La proposition de El Conde de Torrefiel est ici hautement littéraire. Sur une scène vide, immense plancher blanc qui servira de toile vierge pour chaque tableau à construire, défilera le quatuor d’acteurs. Jamais ils ne s’adresseront la parole, ni ne s’adresseront au public. Une voix hors champ place l’action, de ville en ville, place les personnages de fois en fois. Ces personnages ne seront jamais sur scène, ils ne prendront parole que sur l’écran ; les spectateurs lisent ainsi une conversation intime, une lettre pas encore envoyée ou une conférence universitaire. Dans le silence, les mots sont au cœur de la présentation, ils font ce qu’ils font de mieux : donner sens aux images trop souvent éculées.

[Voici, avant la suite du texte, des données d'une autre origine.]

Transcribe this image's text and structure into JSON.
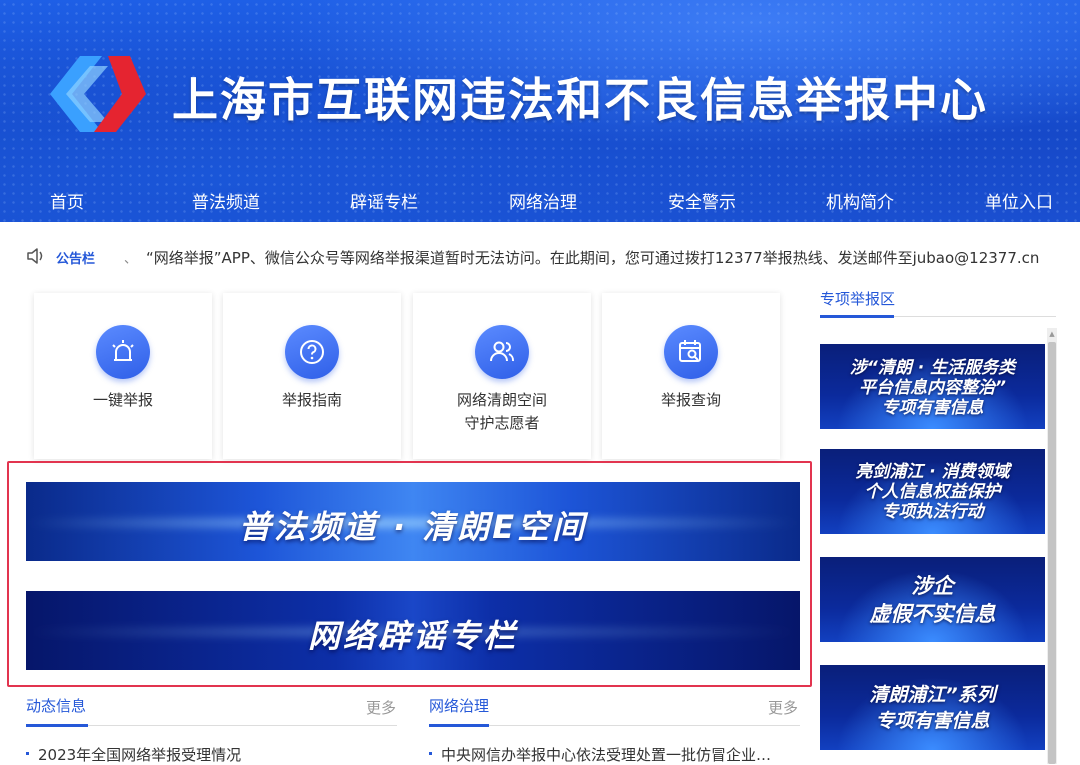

Dès le premier tableau, en plein cœur de Madrid, un colloque universitaire se clôt sur une conférence qui fait grand bruit. Une chercheuse tient pour théorie que l’homme, depuis bon nombre d’années, a toujours voulu délimiter les choses pour échapper à l’immensité. La liberté marchandée entre les quatre murs de nos vies n’est qu’une façon de fermer les yeux sur la nature qui est à l’opposé de notre quotidien : sa liberté trop vraie n’est pas compatible avec la nôtre, elle nous domine. Elle persiste en soulignant que les changements climatiques sont une bonne chose : pour une fois que l’homme prend le dessus sur elle, il était temps.

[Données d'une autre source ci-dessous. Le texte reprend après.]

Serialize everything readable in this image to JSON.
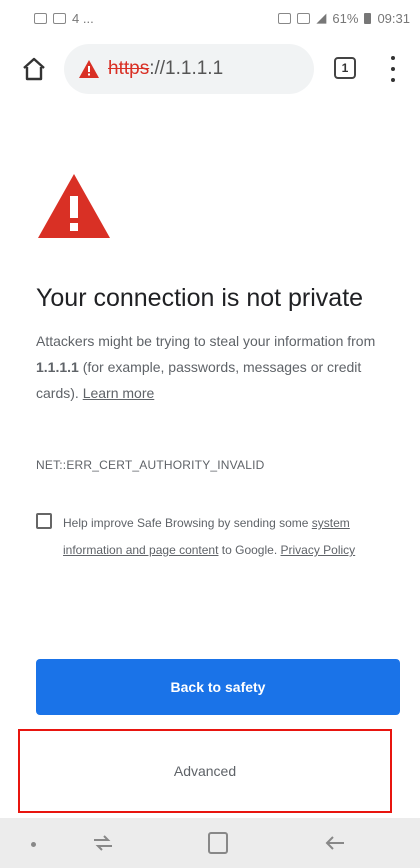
{
  "status_bar": {
    "battery_percent": "61%",
    "time": "09:31",
    "left_indicator": "4 ..."
  },
  "toolbar": {
    "url_scheme": "https",
    "url_rest": "://1.1.1.1",
    "tab_count": "1"
  },
  "page": {
    "heading": "Your connection is not private",
    "desc_part1": "Attackers might be trying to steal your information from ",
    "desc_host": "1.1.1.1",
    "desc_part2": " (for example, passwords, messages or credit cards). ",
    "learn_more": "Learn more",
    "error_code": "NET::ERR_CERT_AUTHORITY_INVALID",
    "checkbox_text_1": "Help improve Safe Browsing by sending some ",
    "checkbox_link": "system information and page content",
    "checkbox_text_2": " to Google. ",
    "privacy_policy": "Privacy Policy"
  },
  "buttons": {
    "back_to_safety": "Back to safety",
    "advanced": "Advanced"
  },
  "colors": {
    "warning_red": "#d93025",
    "primary_blue": "#1a73e8",
    "highlight_box": "#e8150f"
  }
}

Quelques tableaux plus loin, on est plongé en silence dans une chambre d’hôtel de Marseille avec Michel Houellebecq qui s’entretient avec une prostituée. Il ne la paye que pour la regarder et discuter avec elle, et le discours tourne autour de la fonction de l’artiste à notre époque. Selon lui, l’art endort la révolution, car elle la suggère. L’artiste n’est maintenant que là pour tout mettre en place pour un grand bouleversement, mais sans jamais rien enclencher. La présence concrète de Michel Houellebecq dans ce spectacle n’est point futile, puisqe son livre La carte et le territoire est à la base même de ce spectacle et des questionnements qu’il véhicule, questionnant notre rapport au paysage, à ses définitions pittoresques plutôt qu’à sa vraie histoire.

Spencer Tunick, lui, est à Berlin, conviant les gens à se dénuder près du Mémorial de l’Holocauste. Paul B. Preciado célèbre son anniversaire dans une galerie de Bruxelles en se remémorant son échec amoureux avec Virginie Despentes. Mary Midgley écrit une lettre, soulignant combien l’économie est parvenu à tout englober, nos joies comme nos tristesses, nos envies comme nos besoins. Tout y passe sauf l’ennui. L’ennui n’est pas assez vendeur, on ne sait encore lui attribuer aucune valeur. Trop souvent, dit-elle, on confond ennui et perte de temps. Les gens ne savent plus comment s’ennuyer. Ce passage n’est pas sans rappeler l’excellent essai The end of absence: Reclaiming what we’ve lost in a world of constant connection du Canadien Michael Harris, lui qui soulignait qu’en étant toujours joignables et rivés sur des écrans, nous avons oublié comment attendre l’autobus sans rien faire, comment s’ennuyer.

Conjuguer les paysages

El Conde de Torrefiel offre un spectacle excessivement brillant. Mettant en scène silencieusement des artistes de toutes sortes, tout comme des quidams, il parvient certes à questionner notre relation au quotidien et à l’immensité, notre aveuglement face au paysage, mais aussi, sans mot dire, il trace les limites de l’art, conviant écrivains et créateurs à réfléchir aux culs-de-sac dans lesquels ils se sont embourbés. De plus, tant l’économie de moyen de la proposition scénographique que la présence muette des acteurs laissent grand place aux spectateurs pour se perdre dans les méandres du spectacle, des paysages aussi réels qu’intellectuels dans lesquels nous sommes conviés à errer longtemps après la fin de la représentation.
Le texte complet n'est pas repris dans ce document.